Moving Away From The Reactive Organisation
Our job is to the mind the gap between the bureaucracy of our systems and the opportunities in our communities — Cormac Russell
The first step is realisation. Accepting that most of us in the social sector are employed because of failure.
As Matthew Manos has written — it’s a field of business that profits from past societal failure — rather than the contemplation of the signals of failures that have yet to exist.
The entire premise relies on reaction.
The challenge — as we discussed this week at the Festival of Strengths — is how to switch your organisation to be pre-emptive. And that requires a whole system change.
A move from telling to listening.
A move from managing to coaching.
A move from filling the gaps with services to closing the gaps through connections.
It also means taking a position. Believing in what people can do rather than what they can’t. That’s a philosophy that doesn’t sit easily on a business plan. Predicting what your services look like when the ultimate aim could be less service is difficult.
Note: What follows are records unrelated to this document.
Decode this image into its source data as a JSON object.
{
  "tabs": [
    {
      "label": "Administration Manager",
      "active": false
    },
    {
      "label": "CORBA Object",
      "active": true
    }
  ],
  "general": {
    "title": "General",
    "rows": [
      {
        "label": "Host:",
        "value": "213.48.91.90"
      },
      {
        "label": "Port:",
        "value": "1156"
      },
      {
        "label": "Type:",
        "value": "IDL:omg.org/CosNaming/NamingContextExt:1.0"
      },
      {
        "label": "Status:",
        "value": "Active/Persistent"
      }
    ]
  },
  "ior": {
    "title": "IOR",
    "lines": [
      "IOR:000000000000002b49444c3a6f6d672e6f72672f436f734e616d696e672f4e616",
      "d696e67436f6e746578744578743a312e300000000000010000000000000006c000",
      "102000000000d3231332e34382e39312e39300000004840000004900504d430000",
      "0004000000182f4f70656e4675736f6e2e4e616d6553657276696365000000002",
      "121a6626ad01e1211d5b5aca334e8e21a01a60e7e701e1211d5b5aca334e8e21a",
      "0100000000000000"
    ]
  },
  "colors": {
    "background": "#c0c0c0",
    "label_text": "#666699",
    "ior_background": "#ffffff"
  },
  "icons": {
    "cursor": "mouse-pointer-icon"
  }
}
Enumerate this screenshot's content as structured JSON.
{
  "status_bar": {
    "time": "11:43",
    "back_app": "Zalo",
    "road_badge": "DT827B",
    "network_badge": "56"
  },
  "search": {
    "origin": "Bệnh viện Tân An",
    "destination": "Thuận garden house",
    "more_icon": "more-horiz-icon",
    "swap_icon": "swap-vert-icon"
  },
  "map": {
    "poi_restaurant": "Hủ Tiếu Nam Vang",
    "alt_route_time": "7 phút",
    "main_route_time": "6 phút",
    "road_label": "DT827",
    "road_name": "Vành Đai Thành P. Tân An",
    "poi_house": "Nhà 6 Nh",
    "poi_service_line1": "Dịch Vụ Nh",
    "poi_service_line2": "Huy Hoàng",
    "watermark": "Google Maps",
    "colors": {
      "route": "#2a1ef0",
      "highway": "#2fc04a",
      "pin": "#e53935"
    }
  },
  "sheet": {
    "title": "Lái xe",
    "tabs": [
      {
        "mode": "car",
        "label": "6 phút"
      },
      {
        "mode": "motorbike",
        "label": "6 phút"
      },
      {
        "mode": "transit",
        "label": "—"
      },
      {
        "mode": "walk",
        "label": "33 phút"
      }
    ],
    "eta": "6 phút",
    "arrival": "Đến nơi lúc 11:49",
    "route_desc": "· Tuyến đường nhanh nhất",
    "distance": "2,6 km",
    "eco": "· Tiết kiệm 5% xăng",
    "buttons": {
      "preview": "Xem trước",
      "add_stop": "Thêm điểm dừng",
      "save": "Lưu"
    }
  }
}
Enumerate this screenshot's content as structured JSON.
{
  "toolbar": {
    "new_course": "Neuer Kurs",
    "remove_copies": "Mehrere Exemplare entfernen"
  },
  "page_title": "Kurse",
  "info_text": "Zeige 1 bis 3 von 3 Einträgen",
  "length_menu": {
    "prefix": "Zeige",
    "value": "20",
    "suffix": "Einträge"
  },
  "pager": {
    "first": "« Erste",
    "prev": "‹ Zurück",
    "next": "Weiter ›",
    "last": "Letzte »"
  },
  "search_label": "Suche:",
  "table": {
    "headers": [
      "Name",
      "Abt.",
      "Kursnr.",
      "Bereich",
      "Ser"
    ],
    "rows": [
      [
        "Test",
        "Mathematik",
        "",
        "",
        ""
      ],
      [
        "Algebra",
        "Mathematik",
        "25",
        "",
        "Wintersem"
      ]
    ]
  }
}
However running a business where you admit you don’t have the answers boosts your capacity for innovation. It immediately places you in a collaborative state. Willing to seek advice from others , open to new partnerships.
The bureaucracy of our systems would be solved if we stepped back and only did what we can do best. At Bromford we are focussing on the ‘irreducible core’ of service that our communities must receive from us.
The services we currently have that replace, control or overwhelm the power of community will become obsolete. The second of our organisational design principles is that we should think community first, services last.
It’s not easy to change people’s mindsets from doing to connecting. It’s not easy to remove the scripts, policies and rules we have built around our institutions that suffocate creativity.
As Philippa Jones writes here, Bromford have been exploring this way of working for nearly five years. The launch of our new localities approach will see Neighbourhood Coaches with patches of around 175 households replacing traditional Housing Managers who each look after 500 households. Last year we invested £1.1m in testing it, and following successful pilots we’re rolling it out at a cost of £3.5m.
At the Festival of Strengths I was lucky enough to share a platform with the people from Wigan Council. Their work shows that Adult Social Care doesn’t need to be in a permanent state of crisis.
There is an approach that both Wigan and Bromford share:
- They refused the urge to panic when their environment changed — instead investing in people and giving them the space to think differently.
- They gave people permission to challenge preconceived practices and ‘rules’.
- They refused the rush to technology as a solution, recognising the vital role of people as a differentiator of service.
- They took a different attitude to risk and learning from failure
And both are at the early stages of seeing the rewards from their investment.
Seemingly — what’s good for communities is also good for business.